Scaling on Multi-core Systems

Introduction

As a preparation for version 0.2 of ØMQ with intended support for seamless scaling on multi-core boxes we've run couple of scaling tests with ØMQ version 0.1 in Intel's Low Latency Lab in London.

Environment

This test was run on 2 multicore boxes (one of them having 8 cores, other one 16 cores) connected using direct 10 gigabit Ethernet link.

The test

The basic test consists of sending 1 million messages as fast as possible, repeated for different message sizes (1, 2, 4, 8, 16, 32, 64, 128, 256, 512 and 1024 bytes). Several instances of this test are run in parallel (1, 2, 3 and 4 instances) each passing 1 million messages. The whole test was repeated three times and the results were averaged to give the figures we present.

The test is intended to show the best possible scaling for ØMQ. To that end the parallel message streams are completely independent – for each stream there is separate publishing client thread, publishing worker thread, separate socket, separate receiving worker thread and client thread.

Therefore, each stream should be able to do with 2 threads (CPU cores) on each side of connection (one for client thread and another one for worker thread).

As we've had 16-core box on publisher side and 8-core box on receiver side, we've done the tests for 1, 2, 3 and 4 messages streams (2, 4, 6, 8 threads on each side of the connection). More streams would mean contention for processor cores on the 8-core box. Also, given that the OS itself would need some CPU resources, we've expected the run with 4 independent message streams to be non-representative due to contention for CPU cores between ØMQ and OS. It proved to be so. For this reason we are not presenting result for 4 message streams among the results.

Results

Here is the graph showing throughputs in messages per second for different messages sizes:

multicore1.png

The same results converted into megabits per second:

multicore2.png

It should be noted that we've run the tests also for messages larger than 32 bytes. The results were more or less consistent with the results for small messages. Therefore, as showing results up to 1024 bytes squeezes the interesting values (up to 32 bytes) to the left side of the graph and makes them unreadable, we've opted for skipping results for larger messages from the graph altogether.

Analysis

The nice thing is that we've been able to reach throughputs over 6 million messages a second on the multi-core boxes.

However, our expectation – given that individual streams are completely independent on the ØMQ level and that 10Gb Ethernet has enough bandwidth not to create contention – was that the throughput will scale linearly with the number of message streams. We've found out that this is not the case.

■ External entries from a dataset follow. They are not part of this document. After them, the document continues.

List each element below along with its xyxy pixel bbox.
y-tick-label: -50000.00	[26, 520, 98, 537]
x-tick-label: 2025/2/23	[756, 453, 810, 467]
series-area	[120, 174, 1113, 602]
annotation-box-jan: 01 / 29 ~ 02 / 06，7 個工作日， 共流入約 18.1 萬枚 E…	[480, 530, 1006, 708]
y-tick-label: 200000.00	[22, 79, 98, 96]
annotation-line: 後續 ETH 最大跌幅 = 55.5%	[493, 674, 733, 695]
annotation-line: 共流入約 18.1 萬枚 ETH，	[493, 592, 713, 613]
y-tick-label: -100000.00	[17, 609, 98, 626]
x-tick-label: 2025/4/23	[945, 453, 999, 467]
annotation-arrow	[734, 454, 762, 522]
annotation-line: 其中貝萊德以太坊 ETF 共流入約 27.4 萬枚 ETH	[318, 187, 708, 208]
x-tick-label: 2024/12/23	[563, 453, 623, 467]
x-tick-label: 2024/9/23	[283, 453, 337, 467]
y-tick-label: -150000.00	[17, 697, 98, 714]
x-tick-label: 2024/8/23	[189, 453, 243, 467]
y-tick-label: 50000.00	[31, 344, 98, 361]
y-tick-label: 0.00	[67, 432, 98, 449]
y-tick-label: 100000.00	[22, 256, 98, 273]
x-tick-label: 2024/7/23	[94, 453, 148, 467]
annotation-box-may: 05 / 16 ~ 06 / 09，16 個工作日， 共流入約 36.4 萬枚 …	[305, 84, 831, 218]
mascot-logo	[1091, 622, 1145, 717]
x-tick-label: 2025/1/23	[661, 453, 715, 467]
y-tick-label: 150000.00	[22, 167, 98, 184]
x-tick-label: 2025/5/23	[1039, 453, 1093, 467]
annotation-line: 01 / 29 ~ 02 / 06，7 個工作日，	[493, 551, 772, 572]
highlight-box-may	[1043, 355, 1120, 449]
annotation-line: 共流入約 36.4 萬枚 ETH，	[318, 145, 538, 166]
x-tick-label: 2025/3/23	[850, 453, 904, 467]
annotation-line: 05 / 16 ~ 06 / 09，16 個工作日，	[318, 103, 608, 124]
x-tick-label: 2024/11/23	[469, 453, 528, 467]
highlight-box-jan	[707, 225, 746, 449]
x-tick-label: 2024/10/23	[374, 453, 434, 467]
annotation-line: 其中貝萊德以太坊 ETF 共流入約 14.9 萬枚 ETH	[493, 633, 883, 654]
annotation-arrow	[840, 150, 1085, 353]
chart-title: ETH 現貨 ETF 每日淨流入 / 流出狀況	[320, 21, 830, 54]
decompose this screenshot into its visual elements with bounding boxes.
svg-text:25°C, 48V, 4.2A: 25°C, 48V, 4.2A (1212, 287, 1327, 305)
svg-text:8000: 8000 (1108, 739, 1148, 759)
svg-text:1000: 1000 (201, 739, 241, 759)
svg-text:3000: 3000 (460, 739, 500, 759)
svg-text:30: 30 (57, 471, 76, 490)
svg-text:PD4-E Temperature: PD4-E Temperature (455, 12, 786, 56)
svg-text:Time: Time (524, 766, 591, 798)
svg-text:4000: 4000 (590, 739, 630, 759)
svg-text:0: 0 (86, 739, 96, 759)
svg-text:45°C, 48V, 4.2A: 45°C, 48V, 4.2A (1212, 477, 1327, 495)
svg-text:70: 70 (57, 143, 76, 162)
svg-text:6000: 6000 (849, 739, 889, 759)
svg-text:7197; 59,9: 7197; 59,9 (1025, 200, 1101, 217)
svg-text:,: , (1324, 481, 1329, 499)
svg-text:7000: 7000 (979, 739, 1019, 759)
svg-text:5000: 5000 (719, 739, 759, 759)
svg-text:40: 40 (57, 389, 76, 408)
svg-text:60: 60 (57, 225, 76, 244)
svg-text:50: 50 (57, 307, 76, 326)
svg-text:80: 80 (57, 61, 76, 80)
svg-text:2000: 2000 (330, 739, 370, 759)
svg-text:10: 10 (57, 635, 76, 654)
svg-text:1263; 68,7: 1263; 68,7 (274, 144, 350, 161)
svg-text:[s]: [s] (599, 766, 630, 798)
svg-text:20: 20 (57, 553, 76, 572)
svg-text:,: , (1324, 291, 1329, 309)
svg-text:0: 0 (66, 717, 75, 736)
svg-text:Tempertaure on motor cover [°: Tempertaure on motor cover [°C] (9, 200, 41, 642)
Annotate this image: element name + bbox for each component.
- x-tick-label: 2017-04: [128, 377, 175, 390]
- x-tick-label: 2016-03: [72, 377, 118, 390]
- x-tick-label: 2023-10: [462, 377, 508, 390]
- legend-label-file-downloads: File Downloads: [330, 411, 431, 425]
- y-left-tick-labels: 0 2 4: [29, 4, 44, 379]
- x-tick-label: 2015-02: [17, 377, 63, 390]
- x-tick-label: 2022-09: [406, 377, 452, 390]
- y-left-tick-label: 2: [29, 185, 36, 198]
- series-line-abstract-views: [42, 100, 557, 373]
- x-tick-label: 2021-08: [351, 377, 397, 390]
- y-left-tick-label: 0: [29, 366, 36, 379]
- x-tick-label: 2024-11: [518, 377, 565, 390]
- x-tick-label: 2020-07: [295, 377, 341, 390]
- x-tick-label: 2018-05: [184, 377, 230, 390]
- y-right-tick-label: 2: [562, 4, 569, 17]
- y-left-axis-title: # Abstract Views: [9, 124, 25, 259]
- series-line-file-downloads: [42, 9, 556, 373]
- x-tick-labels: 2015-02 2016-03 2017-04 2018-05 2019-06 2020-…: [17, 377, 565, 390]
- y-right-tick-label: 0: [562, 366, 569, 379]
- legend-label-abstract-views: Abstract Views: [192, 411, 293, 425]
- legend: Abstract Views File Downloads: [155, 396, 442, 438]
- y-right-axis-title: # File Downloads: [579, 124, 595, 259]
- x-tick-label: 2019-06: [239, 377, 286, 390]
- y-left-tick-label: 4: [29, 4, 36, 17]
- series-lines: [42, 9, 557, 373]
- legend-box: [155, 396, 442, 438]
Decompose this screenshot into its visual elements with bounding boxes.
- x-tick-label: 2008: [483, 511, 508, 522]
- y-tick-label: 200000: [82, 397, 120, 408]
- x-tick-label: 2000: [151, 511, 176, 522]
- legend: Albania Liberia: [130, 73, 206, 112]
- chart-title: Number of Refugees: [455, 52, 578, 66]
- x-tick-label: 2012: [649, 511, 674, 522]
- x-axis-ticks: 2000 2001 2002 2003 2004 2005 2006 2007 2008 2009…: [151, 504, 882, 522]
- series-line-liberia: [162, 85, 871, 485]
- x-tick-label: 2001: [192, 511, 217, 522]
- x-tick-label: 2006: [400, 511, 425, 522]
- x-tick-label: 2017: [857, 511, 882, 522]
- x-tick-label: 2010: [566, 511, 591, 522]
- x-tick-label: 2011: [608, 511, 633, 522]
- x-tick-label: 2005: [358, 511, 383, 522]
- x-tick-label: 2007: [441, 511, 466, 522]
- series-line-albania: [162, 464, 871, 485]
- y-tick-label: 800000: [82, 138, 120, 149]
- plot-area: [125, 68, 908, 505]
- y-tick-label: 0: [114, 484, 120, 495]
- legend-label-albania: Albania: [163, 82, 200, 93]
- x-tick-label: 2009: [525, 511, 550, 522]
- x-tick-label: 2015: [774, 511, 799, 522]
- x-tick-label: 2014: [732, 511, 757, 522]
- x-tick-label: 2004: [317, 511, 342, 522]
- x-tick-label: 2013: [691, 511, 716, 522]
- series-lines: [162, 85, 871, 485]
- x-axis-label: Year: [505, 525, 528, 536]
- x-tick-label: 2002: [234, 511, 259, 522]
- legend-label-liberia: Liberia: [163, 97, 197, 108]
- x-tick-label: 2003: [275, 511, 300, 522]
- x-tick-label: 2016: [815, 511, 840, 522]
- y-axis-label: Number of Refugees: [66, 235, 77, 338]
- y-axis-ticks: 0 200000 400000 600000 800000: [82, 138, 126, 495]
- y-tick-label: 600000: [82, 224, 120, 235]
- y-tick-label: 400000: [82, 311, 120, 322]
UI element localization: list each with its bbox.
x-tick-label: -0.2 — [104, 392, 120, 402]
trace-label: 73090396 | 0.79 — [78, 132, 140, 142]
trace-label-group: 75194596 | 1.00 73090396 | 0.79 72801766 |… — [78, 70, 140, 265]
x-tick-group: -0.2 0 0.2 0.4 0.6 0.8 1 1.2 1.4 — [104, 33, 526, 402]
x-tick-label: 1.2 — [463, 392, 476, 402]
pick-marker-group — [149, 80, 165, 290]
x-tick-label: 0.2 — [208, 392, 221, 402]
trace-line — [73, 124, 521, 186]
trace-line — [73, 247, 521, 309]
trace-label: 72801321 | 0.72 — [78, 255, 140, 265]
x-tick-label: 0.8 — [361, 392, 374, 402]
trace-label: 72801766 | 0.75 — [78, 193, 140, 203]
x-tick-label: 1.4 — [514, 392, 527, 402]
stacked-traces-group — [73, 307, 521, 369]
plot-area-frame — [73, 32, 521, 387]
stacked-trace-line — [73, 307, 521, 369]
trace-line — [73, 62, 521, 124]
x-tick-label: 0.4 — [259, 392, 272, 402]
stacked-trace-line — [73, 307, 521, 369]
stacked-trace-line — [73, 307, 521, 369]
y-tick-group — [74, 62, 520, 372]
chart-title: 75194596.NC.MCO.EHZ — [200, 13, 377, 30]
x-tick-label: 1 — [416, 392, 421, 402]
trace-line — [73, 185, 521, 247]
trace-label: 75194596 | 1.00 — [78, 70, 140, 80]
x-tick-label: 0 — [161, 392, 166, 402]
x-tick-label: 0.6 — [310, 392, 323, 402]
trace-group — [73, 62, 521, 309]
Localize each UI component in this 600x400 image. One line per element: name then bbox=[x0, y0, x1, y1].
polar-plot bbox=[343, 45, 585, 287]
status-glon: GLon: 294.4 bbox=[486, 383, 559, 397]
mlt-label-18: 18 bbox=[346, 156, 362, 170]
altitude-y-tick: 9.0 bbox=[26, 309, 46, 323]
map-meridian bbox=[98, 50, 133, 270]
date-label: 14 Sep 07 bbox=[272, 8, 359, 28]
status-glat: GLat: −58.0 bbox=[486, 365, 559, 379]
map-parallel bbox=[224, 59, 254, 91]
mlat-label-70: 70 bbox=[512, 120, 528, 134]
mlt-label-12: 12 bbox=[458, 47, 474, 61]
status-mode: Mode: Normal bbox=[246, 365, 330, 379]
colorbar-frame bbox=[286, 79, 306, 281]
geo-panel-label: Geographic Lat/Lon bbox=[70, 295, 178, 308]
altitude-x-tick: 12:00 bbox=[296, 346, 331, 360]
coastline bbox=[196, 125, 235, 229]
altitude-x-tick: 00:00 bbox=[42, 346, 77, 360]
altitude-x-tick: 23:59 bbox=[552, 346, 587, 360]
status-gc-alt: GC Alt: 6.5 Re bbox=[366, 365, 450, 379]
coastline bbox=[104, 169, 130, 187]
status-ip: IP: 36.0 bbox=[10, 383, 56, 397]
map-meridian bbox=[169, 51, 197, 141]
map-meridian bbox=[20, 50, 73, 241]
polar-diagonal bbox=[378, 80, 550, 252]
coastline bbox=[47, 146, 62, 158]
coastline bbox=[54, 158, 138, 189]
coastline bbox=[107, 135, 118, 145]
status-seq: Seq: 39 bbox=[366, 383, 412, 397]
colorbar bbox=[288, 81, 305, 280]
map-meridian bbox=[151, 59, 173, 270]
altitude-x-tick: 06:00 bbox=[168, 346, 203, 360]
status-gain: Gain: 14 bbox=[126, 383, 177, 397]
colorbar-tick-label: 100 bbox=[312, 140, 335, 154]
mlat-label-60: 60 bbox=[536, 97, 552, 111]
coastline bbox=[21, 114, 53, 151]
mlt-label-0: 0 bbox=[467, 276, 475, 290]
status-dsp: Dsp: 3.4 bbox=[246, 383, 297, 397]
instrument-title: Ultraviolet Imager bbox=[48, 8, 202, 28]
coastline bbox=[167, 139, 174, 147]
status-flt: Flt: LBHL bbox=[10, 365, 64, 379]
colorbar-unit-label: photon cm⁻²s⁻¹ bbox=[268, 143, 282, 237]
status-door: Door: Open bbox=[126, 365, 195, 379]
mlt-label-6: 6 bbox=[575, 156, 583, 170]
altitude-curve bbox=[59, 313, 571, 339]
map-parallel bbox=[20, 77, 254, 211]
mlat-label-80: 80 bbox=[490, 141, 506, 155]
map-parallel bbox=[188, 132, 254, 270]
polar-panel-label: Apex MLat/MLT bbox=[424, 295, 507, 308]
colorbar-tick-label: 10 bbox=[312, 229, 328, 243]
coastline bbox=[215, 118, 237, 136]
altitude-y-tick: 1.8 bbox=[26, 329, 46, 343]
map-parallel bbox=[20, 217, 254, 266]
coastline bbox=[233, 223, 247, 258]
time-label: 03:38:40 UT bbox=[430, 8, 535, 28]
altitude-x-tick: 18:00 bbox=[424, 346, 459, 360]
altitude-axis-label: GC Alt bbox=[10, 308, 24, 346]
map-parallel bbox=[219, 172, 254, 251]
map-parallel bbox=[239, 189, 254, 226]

For 8-byte messages, for example, single stream transfers ~ 3 million of messages a second. For two streams the throughput is ~ 5 million of messages per second and for three streams it grows to 6 million.

With linear scaling we would expect 3 millions for single stream, 6 millions for two streams and 9 million for three streams. There is obviously some contention present below the ØMQ level.

Possible contention points:

  • networking hardware
  • operating system (sockets implementation)
  • access to memory

Conclusion

ØMQ can be scaled to multi-core system systems yielding nice results (over 6 million messages a second on 8-core box). However, we should work on getting the results even better as non-linear scaling suggests that there is still some contention going on, creating a bottleneck for the message flow.